Micron Drops 7% Premarket as Analyst Warns Memory ASPs Could Peak by Mid-2026
Miles Bennett
Micron Technology fell 7% pre-market to $1,005, after Raymond James analyst Karl Ackerman forecast that DRAM and NAND average selling prices will peak by mid-2026 — roughly a year earlier than Wall Street consensus, raising the question of whether memory's AI rally is shorter than the market has priced in.
What is the market actually afraid of?
The surface trigger was broad semiconductor weakness, but the deeper pressure is a shifting view on when the memory price cycle tops out.
Raymond James analyst Karl Ackerman stated in a Wednesday report: DRAM and NAND ASPs will peak by mid-2026.
This means → the consensus thesis — "AI demand supports pricing through mid-2027" — just lost a full year.
In plain terms = the window of rising memory prices may close sooner than most investors expected.
Why does this call diverge from Wall Street consensus?
Most analysts had placed the point at which supply growth materially pressures demand at mid-2027 or later.
Their core logic: AI infrastructure buildout will sustain structural demand for products like HBM — high-bandwidth memory designed for AI accelerators.
Ackerman's divergence: he sees supply catching up faster, pulling the impact window forward by roughly a year.
This reflects a market narrative shifting from uniform optimism on AI demand duration toward genuine disagreement.
Can long-term contracts cushion the blow?
Ackerman did not downgrade Micron — he maintains an "outperform" rating.
His reasoning: long-term pricing agreements with Google, Meta, and other hyperscalers will partially buffer the revenue hit from falling spot prices.
In plain terms = even if market prices drop, contract prices hold for a while, so this downturn should be milder than past memory cycles.
The key question remains: can contracts lock in the price floor, or merely delay the decline — those are two very different outcomes.
How much is already priced in?
Micron's forward P/E has expanded from 4.4x in April to 11.7x (per FactSet).
This means → the stock has already front-loaded a significant portion of the "continued high growth" expectation.

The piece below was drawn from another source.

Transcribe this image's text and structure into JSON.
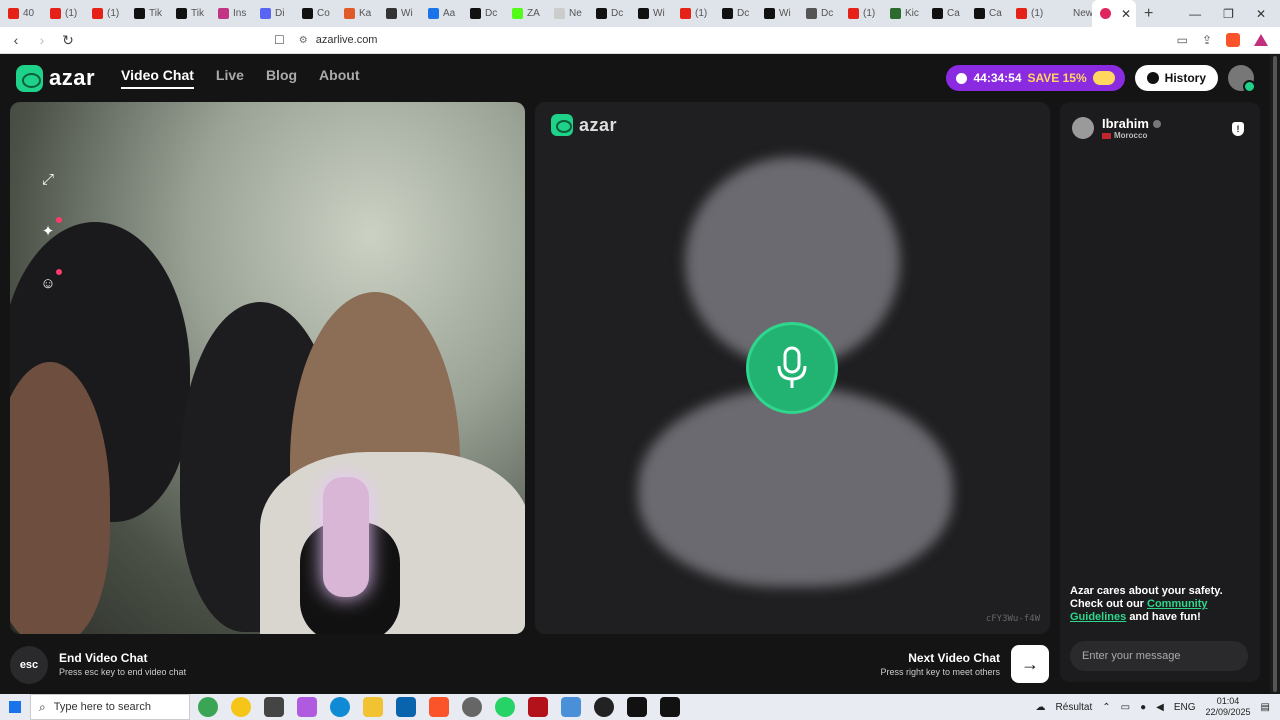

Ackerman argues this multiple embeds three pressures: slowing contract ASP growth + margin compression + gradual oversupply forming over the next one to two years.

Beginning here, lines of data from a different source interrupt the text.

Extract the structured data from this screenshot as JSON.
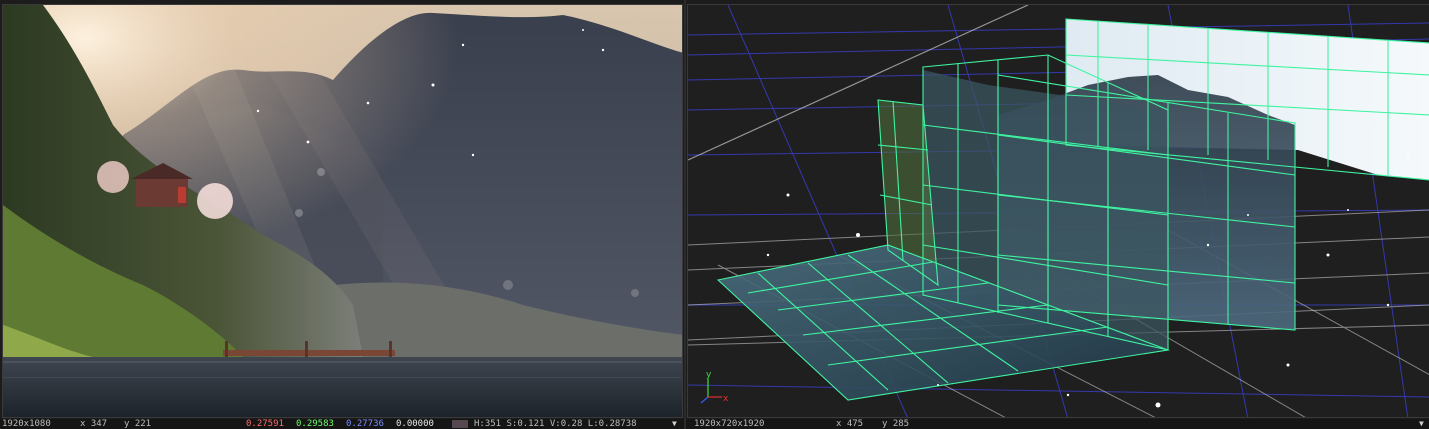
{
  "left_status": {
    "resolution": "1920x1080",
    "x": "x 347",
    "y": "y 221",
    "red": "0.27591",
    "green": "0.29583",
    "blue": "0.27736",
    "alpha": "0.00000",
    "hsvl": "H:351 S:0.121 V:0.28 L:0.28738"
  },
  "right_status": {
    "resolution": "1920x720x1920",
    "x": "x 475",
    "y": "y 285"
  },
  "colors": {
    "wireframe": "#3ff4a0",
    "grid_blue": "#3a3fd0",
    "grid_white": "#d8d8d8",
    "sky_glow": "#f2d6b6"
  }
}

Put simply = the stock is paying for the most optimistic script — if reality falls even slightly short, the correction room is material.
Korean rivals are falling too — what does that signal?

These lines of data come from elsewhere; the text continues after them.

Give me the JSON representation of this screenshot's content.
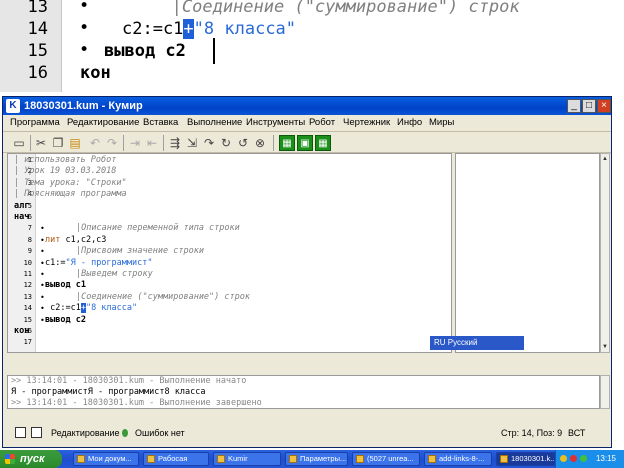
{
  "zoom_lines": [
    {
      "num": "13",
      "bullet": "•",
      "code": "       |Соединение (\"суммирование\") строк",
      "kind": "comment"
    },
    {
      "num": "14",
      "bullet": "•",
      "pre": "c2:=c1",
      "sel": "+",
      "str": "\"8 класса\"",
      "kind": "concat"
    },
    {
      "num": "15",
      "bullet": "•",
      "code": "вывод c2",
      "kind": "kw"
    },
    {
      "num": "16",
      "bullet": "",
      "code": "кон",
      "kind": "kw"
    }
  ],
  "window": {
    "title": "18030301.kum - Кумир",
    "app_icon": "K",
    "controls": [
      "_",
      "□",
      "×"
    ]
  },
  "menu": [
    "Программа",
    "Редактирование",
    "Вставка",
    "Выполнение",
    "Инструменты",
    "Робот",
    "Чертежник",
    "Инфо",
    "Миры"
  ],
  "code_lines": [
    {
      "num": "1",
      "bullet": "",
      "code": "| использовать Робот",
      "kind": "comment"
    },
    {
      "num": "2",
      "bullet": "",
      "code": "| Урок 19 03.03.2018",
      "kind": "comment"
    },
    {
      "num": "3",
      "bullet": "",
      "code": "| Тема урока: \"Строки\"",
      "kind": "comment"
    },
    {
      "num": "4",
      "bullet": "",
      "code": "| Поясняющая программа",
      "kind": "comment"
    },
    {
      "num": "5",
      "bullet": "",
      "code": "алг",
      "kind": "kw"
    },
    {
      "num": "6",
      "bullet": "",
      "code": "нач",
      "kind": "kw"
    },
    {
      "num": "7",
      "bullet": "•",
      "code": "|Описание переменной типа строки",
      "kind": "indcomment"
    },
    {
      "num": "8",
      "bullet": "•",
      "kw": "лит",
      "rest": " c1,c2,c3",
      "kind": "decl"
    },
    {
      "num": "9",
      "bullet": "•",
      "code": "|Присвоим значение строки",
      "kind": "indcomment"
    },
    {
      "num": "10",
      "bullet": "•",
      "pre": "c1:=",
      "str": "\"Я - программист\"",
      "kind": "assign"
    },
    {
      "num": "11",
      "bullet": "•",
      "code": "|Выведем строку",
      "kind": "indcomment"
    },
    {
      "num": "12",
      "bullet": "•",
      "code": "вывод c1",
      "kind": "kw"
    },
    {
      "num": "13",
      "bullet": "•",
      "code": "|Соединение (\"суммирование\") строк",
      "kind": "indcomment"
    },
    {
      "num": "14",
      "bullet": "•",
      "pre": " c2:=c1",
      "sel": "+",
      "str": "\"8 класса\"",
      "kind": "concat"
    },
    {
      "num": "15",
      "bullet": "•",
      "code": "вывод c2",
      "kind": "kw"
    },
    {
      "num": "16",
      "bullet": "",
      "code": "кон",
      "kind": "kw"
    },
    {
      "num": "17",
      "bullet": "",
      "code": "",
      "kind": "kw"
    }
  ],
  "output": {
    "line1": ">> 13:14:01 - 18030301.kum - Выполнение начато",
    "line2": "Я - программистЯ - программист8 класса",
    "line3": ">> 13:14:01 - 18030301.kum - Выполнение завершено"
  },
  "status": {
    "mode": "Редактирование",
    "errors": "Ошибок нет",
    "position": "Стр: 14, Поз: 9",
    "insert_mode": "ВСТ",
    "language": "RU Русский"
  },
  "taskbar": {
    "start": "пуск",
    "tasks": [
      "Мои докум...",
      "Рабосая",
      "Kumir",
      "Параметры...",
      "(5027 unrea...",
      "add-links-8-...",
      "18030301.k...",
      "18030301.k..."
    ],
    "clock": "13:15"
  },
  "colors": {
    "selection": "#1f5fd8",
    "string": "#2a6ad8",
    "comment": "#808080",
    "titlebar": "#0042c8"
  }
}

SK Hynix and Samsung Electronics fell 2.63% and 2.50% respectively on the same day.
This reflects a sentiment shift targeting not just Micron but the entire memory sector.
Over the past year, Micron's stock rose roughly 916%, with its market cap briefly crossing $1 trillion — all driven by the AI demand thesis.
The real unresolved question: whether 11.7x forward P/E can be validated by earnings over the next two years — if ASPs peak earlier than expected, the validation window becomes very tight.
Content is for reference only, not financial advice.